Dating a computer science
He has spent decades publishing copyrighted legal documents, from building codes to court records, and then arguing that such texts represent public-domain law that ought to be available to any citizen online. Now, the 60-year-old American technologist is turning his sights on a new objective: freeing paywalled scientific literature. Over the past year, Malamud has — without asking publishers — teamed up with Indian researchers to build a gigantic store of text and images extracted from 73 million journal articles dating from 1847 up to the present day.The cache, which is still being created, will be kept on a 576-terabyte storage facility at Jawaharlal Nehru University (JNU) in New Delhi.In the past, he has found his access blocked by publishers who have spotted his software crawling over their sites.“I spend 90% of my time just contacting publishers or writing software to download papers,” says Häussler.“This is not every journal article ever written, but it’s a lot,” Malamud says.
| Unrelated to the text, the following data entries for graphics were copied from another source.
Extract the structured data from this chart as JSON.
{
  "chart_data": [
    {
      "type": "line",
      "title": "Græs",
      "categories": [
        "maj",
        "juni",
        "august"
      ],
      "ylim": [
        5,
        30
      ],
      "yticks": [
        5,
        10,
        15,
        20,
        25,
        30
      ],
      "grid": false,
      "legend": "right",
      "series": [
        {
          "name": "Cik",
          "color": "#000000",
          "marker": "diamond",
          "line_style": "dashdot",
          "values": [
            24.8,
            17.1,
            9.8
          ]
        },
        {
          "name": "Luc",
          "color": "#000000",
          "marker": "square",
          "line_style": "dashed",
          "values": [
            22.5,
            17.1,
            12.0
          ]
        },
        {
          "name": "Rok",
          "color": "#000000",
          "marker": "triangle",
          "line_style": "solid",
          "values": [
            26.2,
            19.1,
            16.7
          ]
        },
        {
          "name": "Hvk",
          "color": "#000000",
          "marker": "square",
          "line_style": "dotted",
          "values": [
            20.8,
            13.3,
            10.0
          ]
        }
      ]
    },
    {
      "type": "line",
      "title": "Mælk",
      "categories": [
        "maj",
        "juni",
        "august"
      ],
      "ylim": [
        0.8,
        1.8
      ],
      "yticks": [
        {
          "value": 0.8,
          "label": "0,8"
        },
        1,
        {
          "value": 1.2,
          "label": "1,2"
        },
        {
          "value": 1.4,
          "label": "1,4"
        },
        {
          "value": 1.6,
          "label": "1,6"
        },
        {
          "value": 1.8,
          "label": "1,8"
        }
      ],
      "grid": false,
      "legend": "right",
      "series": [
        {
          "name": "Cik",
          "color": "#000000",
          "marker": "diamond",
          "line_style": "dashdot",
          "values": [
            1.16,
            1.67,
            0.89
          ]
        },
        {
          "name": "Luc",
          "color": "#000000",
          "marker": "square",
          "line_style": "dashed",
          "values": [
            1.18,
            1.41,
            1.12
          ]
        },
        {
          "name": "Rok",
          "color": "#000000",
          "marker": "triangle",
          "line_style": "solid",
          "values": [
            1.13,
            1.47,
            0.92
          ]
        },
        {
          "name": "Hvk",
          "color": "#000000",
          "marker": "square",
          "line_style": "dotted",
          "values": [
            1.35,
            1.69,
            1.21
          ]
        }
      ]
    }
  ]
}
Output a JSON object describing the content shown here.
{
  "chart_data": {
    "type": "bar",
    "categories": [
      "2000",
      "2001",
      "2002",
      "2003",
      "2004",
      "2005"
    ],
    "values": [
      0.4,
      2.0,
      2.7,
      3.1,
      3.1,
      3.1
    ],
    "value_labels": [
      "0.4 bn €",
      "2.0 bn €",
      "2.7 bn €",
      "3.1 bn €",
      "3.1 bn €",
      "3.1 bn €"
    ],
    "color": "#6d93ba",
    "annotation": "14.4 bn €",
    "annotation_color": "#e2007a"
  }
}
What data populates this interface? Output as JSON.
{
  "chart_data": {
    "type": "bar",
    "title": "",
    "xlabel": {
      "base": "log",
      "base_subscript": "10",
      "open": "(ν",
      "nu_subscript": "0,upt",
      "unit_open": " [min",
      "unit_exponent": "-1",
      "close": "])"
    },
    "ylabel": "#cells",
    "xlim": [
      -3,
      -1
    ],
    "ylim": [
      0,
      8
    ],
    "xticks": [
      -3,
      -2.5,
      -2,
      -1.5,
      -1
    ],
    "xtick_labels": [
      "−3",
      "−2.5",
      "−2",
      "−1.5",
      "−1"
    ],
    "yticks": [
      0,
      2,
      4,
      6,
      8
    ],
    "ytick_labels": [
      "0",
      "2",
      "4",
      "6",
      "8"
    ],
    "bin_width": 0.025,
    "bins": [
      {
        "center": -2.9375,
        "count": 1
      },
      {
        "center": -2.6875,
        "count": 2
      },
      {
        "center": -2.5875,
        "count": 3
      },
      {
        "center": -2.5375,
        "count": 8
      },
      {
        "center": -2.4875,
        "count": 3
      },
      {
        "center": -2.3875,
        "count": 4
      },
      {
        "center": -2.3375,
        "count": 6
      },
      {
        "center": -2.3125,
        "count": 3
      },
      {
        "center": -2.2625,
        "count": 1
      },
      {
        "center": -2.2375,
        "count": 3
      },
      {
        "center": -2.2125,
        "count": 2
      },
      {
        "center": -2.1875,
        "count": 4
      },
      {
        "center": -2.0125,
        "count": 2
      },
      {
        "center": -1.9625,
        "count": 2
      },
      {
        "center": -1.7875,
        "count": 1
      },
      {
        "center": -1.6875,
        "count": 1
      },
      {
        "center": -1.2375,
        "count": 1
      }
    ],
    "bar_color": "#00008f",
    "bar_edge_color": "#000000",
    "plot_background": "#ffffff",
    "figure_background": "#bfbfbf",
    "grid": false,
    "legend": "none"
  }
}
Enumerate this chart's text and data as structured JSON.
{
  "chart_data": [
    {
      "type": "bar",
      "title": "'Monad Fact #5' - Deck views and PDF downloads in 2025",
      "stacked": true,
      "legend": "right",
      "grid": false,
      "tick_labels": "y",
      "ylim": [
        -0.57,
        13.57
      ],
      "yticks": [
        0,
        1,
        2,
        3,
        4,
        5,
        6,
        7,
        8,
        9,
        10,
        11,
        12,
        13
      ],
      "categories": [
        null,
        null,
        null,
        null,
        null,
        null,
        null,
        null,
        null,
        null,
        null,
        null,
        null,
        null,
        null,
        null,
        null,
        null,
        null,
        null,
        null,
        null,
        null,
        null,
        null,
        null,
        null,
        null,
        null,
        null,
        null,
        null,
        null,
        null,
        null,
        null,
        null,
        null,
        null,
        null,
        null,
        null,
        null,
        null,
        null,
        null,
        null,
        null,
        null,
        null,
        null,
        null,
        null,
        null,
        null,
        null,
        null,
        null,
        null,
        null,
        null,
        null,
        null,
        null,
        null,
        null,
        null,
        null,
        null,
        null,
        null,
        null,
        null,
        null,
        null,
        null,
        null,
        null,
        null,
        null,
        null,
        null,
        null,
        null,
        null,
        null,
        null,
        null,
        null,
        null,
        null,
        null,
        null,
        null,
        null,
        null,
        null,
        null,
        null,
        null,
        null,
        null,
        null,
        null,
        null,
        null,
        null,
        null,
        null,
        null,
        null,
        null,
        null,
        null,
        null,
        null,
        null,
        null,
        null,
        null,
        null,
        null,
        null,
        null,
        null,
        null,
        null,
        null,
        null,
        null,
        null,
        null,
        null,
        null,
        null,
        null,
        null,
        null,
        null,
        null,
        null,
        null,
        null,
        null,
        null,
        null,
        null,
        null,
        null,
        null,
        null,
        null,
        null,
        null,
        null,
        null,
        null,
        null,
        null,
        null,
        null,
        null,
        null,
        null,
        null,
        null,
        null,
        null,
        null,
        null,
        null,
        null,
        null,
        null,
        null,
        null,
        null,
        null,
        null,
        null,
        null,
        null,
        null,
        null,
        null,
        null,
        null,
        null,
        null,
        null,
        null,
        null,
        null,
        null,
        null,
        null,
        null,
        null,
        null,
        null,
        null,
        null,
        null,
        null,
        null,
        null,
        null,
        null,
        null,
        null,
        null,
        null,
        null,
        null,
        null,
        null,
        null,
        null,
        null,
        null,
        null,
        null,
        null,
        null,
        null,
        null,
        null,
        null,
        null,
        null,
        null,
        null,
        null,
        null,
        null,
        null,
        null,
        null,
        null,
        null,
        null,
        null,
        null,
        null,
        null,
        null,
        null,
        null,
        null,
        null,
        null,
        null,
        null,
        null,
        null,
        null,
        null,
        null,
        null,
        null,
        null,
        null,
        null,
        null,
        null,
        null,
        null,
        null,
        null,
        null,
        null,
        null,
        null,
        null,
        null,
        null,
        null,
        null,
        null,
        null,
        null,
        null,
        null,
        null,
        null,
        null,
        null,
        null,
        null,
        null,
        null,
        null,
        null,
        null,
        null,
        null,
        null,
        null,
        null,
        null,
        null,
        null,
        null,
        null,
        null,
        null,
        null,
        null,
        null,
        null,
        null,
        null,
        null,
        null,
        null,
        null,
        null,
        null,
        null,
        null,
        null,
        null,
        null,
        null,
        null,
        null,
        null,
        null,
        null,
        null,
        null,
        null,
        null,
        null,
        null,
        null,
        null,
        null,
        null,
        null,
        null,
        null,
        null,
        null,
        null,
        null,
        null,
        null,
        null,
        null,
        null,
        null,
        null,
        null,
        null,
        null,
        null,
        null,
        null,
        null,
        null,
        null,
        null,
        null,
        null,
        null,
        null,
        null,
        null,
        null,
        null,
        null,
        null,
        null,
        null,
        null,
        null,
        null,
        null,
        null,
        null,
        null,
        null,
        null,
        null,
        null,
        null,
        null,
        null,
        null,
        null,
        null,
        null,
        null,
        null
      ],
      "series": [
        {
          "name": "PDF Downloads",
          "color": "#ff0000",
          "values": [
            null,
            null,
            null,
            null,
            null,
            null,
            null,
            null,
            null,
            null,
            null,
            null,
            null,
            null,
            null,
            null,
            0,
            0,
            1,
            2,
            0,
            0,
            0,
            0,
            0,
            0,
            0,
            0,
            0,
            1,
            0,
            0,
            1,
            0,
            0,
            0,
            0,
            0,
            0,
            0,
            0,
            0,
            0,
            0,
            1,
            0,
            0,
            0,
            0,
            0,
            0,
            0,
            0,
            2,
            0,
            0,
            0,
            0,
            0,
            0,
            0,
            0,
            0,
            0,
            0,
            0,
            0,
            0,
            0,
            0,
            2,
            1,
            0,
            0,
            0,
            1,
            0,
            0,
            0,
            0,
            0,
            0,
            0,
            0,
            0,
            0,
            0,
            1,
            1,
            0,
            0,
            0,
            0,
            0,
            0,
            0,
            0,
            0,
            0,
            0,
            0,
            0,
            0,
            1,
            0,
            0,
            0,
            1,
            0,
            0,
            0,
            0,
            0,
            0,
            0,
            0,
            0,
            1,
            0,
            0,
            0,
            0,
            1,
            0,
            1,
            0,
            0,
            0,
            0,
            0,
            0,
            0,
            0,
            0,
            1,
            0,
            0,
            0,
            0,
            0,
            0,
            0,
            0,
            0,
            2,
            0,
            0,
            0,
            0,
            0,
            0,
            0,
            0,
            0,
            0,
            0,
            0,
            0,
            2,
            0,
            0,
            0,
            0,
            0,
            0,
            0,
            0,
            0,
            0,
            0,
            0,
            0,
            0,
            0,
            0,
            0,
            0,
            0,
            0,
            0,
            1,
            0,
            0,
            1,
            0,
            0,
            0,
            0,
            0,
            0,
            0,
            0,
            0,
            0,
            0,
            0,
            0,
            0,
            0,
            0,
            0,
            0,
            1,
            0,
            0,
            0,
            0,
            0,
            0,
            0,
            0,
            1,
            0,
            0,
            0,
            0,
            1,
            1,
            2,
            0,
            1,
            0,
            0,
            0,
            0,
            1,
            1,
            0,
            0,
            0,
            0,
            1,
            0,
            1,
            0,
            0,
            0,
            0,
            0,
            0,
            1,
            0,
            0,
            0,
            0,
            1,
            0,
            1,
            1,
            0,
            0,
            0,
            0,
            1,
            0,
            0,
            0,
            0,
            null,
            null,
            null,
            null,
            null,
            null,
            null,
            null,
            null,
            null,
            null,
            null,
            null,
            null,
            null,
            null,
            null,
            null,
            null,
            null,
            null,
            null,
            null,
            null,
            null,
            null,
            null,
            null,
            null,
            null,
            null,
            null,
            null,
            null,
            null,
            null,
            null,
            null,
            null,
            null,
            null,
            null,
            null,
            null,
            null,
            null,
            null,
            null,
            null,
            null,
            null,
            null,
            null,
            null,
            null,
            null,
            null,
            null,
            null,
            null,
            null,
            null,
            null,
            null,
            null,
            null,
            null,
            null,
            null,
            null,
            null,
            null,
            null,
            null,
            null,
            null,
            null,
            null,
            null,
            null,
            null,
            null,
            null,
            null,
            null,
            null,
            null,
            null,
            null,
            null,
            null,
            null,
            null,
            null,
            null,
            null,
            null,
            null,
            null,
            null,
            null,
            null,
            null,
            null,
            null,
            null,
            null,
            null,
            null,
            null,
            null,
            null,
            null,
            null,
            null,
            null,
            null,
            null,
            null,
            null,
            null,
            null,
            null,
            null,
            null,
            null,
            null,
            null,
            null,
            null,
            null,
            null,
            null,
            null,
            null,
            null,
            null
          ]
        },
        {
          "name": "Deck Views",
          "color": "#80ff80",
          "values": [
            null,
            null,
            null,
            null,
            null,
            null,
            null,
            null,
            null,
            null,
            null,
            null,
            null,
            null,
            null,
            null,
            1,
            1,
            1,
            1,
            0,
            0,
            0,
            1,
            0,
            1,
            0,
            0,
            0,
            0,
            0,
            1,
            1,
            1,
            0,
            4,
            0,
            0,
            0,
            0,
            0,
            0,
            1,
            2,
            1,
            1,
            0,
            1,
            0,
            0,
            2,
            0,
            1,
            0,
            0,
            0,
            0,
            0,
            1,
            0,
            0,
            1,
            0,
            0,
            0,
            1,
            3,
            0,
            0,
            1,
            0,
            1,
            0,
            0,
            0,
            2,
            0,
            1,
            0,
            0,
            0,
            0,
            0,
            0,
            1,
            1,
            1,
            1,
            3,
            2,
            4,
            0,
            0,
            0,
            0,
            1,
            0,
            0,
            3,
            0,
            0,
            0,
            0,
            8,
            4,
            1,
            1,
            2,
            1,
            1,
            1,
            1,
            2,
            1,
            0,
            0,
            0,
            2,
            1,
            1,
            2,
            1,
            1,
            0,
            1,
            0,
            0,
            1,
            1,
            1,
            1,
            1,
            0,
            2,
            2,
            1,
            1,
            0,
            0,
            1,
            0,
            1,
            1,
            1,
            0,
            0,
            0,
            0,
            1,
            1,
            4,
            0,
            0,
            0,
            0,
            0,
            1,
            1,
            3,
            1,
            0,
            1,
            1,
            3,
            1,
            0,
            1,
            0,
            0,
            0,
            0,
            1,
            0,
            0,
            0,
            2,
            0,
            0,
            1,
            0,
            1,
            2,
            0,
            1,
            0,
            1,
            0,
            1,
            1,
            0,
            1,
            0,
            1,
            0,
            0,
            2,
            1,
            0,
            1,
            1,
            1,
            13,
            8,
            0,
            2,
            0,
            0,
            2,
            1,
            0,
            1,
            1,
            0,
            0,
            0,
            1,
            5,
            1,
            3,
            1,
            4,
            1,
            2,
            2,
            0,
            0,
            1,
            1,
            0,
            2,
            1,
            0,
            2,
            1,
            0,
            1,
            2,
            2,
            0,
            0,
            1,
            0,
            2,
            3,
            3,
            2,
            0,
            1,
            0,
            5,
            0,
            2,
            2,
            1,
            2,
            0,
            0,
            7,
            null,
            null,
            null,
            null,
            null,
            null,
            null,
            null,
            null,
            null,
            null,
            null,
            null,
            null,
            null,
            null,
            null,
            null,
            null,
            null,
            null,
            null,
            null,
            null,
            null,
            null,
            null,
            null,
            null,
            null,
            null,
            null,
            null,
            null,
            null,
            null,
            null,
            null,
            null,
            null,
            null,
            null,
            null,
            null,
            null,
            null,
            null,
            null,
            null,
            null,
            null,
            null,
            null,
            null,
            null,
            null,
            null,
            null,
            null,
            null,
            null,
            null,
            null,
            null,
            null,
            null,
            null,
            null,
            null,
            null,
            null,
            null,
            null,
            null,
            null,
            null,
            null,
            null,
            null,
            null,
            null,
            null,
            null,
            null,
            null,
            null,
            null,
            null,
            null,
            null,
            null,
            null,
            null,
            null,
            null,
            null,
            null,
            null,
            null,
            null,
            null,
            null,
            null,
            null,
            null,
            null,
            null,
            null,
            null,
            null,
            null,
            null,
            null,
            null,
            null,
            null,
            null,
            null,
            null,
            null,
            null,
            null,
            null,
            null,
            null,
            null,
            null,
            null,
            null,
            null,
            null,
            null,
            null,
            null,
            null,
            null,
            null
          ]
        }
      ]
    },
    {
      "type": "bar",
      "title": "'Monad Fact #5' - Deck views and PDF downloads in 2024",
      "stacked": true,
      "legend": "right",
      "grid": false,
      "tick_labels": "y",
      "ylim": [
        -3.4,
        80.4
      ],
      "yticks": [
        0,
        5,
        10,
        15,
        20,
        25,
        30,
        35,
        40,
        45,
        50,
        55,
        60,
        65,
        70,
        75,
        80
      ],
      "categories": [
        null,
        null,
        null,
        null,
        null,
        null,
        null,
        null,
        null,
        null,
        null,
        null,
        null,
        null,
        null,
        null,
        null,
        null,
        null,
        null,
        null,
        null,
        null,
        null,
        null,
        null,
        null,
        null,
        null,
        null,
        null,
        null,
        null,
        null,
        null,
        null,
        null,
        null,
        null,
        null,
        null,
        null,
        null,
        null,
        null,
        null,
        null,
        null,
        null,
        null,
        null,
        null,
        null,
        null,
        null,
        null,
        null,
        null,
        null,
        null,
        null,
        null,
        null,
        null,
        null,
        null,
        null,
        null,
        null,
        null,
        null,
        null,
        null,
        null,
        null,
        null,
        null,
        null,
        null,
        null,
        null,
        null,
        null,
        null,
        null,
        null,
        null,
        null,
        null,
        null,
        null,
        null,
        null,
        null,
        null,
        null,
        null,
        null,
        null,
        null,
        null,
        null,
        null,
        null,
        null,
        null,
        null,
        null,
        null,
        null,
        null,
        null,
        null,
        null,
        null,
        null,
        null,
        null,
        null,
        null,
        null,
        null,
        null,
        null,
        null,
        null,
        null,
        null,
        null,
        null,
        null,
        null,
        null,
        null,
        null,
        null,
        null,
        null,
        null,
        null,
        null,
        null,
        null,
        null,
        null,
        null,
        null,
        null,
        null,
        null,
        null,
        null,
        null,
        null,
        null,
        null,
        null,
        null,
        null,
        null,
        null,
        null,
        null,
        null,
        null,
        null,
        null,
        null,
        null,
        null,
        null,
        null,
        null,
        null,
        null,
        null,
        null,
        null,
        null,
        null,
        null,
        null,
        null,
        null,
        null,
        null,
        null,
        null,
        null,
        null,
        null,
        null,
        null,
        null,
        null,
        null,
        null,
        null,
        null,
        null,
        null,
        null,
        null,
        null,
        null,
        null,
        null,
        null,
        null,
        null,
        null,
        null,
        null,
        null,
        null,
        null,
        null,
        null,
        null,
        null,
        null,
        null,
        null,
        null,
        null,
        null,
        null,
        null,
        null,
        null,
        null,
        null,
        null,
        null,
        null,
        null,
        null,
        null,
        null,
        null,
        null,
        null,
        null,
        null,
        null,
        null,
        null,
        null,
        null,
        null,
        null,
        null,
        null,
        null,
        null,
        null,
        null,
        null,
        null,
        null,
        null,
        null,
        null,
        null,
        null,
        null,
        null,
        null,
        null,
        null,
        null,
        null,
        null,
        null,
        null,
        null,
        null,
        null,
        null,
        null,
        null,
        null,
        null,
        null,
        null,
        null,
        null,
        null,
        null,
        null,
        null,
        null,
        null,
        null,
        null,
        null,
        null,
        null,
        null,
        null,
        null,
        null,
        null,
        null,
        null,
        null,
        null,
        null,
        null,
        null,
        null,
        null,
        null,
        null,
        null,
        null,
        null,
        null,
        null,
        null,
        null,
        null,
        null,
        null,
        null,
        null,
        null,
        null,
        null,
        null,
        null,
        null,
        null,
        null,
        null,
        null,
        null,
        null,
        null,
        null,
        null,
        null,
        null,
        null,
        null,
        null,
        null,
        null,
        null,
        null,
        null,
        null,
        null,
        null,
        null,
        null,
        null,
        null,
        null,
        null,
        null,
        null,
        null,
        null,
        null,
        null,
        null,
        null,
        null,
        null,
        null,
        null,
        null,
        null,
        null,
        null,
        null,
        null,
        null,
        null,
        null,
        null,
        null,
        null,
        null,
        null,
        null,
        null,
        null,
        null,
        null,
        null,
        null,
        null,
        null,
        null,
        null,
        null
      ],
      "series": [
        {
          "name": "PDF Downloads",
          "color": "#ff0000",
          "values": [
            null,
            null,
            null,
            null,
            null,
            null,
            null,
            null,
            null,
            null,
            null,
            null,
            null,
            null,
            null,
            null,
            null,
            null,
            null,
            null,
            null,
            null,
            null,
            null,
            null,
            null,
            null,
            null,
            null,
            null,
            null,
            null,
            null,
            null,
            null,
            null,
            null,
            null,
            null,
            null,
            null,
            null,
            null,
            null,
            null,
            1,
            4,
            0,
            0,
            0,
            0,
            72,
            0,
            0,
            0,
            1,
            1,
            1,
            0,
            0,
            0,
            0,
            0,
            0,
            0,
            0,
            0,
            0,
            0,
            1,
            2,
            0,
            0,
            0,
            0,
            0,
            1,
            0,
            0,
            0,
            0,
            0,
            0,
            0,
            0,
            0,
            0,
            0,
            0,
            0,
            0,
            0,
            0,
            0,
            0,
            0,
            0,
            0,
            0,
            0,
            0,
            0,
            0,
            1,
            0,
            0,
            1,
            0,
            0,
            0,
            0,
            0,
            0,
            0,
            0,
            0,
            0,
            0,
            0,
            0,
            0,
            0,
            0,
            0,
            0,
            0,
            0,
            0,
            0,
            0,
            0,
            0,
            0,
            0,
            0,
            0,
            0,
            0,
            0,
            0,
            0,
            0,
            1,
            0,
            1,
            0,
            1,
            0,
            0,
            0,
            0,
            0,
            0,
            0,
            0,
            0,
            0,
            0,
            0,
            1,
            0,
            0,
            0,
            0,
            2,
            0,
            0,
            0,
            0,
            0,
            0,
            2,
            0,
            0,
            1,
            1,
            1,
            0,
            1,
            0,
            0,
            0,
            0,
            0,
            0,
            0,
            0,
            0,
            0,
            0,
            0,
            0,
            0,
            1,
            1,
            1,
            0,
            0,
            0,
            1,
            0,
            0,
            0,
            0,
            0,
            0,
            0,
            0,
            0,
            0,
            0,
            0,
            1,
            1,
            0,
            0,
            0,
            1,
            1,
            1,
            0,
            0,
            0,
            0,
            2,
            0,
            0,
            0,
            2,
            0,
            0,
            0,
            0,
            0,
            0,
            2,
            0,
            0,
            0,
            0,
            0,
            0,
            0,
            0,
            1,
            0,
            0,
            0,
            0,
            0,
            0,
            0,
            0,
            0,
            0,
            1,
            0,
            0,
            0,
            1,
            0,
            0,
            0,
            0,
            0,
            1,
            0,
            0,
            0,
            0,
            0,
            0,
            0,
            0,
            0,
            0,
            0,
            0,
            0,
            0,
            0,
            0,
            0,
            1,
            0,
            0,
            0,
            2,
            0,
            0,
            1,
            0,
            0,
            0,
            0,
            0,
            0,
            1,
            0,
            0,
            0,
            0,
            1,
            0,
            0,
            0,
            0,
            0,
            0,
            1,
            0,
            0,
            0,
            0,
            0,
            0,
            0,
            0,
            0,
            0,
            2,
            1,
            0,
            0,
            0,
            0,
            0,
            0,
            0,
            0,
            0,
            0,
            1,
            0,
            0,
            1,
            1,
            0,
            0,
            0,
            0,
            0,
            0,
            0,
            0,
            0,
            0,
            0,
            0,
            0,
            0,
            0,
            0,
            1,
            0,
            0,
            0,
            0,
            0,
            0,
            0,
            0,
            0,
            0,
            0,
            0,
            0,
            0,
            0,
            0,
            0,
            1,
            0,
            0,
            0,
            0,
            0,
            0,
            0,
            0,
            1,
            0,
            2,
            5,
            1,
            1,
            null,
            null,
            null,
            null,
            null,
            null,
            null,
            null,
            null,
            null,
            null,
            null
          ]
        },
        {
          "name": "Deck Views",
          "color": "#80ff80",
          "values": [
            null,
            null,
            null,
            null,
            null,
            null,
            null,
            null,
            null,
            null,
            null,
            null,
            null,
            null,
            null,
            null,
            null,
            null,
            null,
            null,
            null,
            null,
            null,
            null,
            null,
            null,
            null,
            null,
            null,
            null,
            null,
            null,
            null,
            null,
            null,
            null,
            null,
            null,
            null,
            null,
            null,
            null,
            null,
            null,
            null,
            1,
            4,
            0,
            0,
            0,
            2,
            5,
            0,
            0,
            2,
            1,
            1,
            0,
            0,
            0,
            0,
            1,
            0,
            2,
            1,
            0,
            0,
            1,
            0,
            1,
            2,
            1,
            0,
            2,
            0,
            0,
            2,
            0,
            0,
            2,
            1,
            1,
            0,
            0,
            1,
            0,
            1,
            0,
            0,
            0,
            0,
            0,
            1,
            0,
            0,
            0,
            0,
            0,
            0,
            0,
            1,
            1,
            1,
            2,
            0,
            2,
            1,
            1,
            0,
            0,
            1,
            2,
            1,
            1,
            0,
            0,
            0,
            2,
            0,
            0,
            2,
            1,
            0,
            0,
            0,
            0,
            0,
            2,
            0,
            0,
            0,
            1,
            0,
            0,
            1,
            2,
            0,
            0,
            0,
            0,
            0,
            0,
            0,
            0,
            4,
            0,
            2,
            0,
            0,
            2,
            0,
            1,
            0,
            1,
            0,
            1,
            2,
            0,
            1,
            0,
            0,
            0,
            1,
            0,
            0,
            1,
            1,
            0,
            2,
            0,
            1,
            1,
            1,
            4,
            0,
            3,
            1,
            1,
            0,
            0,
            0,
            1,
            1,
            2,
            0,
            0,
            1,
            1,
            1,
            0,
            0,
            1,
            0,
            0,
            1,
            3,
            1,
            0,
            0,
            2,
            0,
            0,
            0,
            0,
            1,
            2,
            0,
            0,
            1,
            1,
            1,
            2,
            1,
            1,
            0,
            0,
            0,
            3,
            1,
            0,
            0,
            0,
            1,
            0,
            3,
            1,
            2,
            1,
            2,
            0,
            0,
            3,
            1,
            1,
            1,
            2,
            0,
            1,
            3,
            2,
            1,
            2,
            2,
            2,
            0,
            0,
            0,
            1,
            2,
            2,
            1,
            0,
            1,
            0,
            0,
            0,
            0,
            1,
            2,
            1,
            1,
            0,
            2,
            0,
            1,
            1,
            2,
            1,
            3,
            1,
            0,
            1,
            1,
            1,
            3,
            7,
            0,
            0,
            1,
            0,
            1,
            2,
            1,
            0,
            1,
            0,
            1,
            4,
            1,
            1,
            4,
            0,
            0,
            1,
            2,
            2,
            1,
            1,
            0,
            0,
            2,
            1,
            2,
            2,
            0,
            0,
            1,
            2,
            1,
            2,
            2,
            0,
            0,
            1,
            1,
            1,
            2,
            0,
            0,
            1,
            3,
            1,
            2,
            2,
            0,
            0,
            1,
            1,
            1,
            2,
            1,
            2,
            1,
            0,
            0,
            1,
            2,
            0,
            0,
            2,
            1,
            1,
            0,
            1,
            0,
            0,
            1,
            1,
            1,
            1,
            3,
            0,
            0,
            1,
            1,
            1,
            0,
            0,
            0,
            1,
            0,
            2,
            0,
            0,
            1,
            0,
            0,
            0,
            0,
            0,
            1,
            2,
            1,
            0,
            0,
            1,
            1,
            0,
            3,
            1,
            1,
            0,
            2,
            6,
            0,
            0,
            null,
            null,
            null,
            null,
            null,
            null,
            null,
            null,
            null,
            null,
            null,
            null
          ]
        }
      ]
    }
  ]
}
They get all excited and they say, ‘Oh gosh, this is wonderful’,” says Malamud. Malamud, who contacted several intellectual-property (IP) lawyers before starting work on the depot, hopes to avoid a lawsuit.
Such limits are a big problem, says John Mc Naught, deputy director of the National Centre for Text Mining at the University of Manchester, UK.
“A limit of, say, one article every five seconds, which sounds fast for a human, is painfully slow for a machine.
The JNU data store could sweep aside barriers that still deter scientists from using software to analyse research, says Max Häussler, a bioinformatics researcher at the University of California, Santa Cruz (UCSC).
“Text mining of academic papers is close to impossible right now,” he says — even for someone like him who already has institutional access to paywalled articles.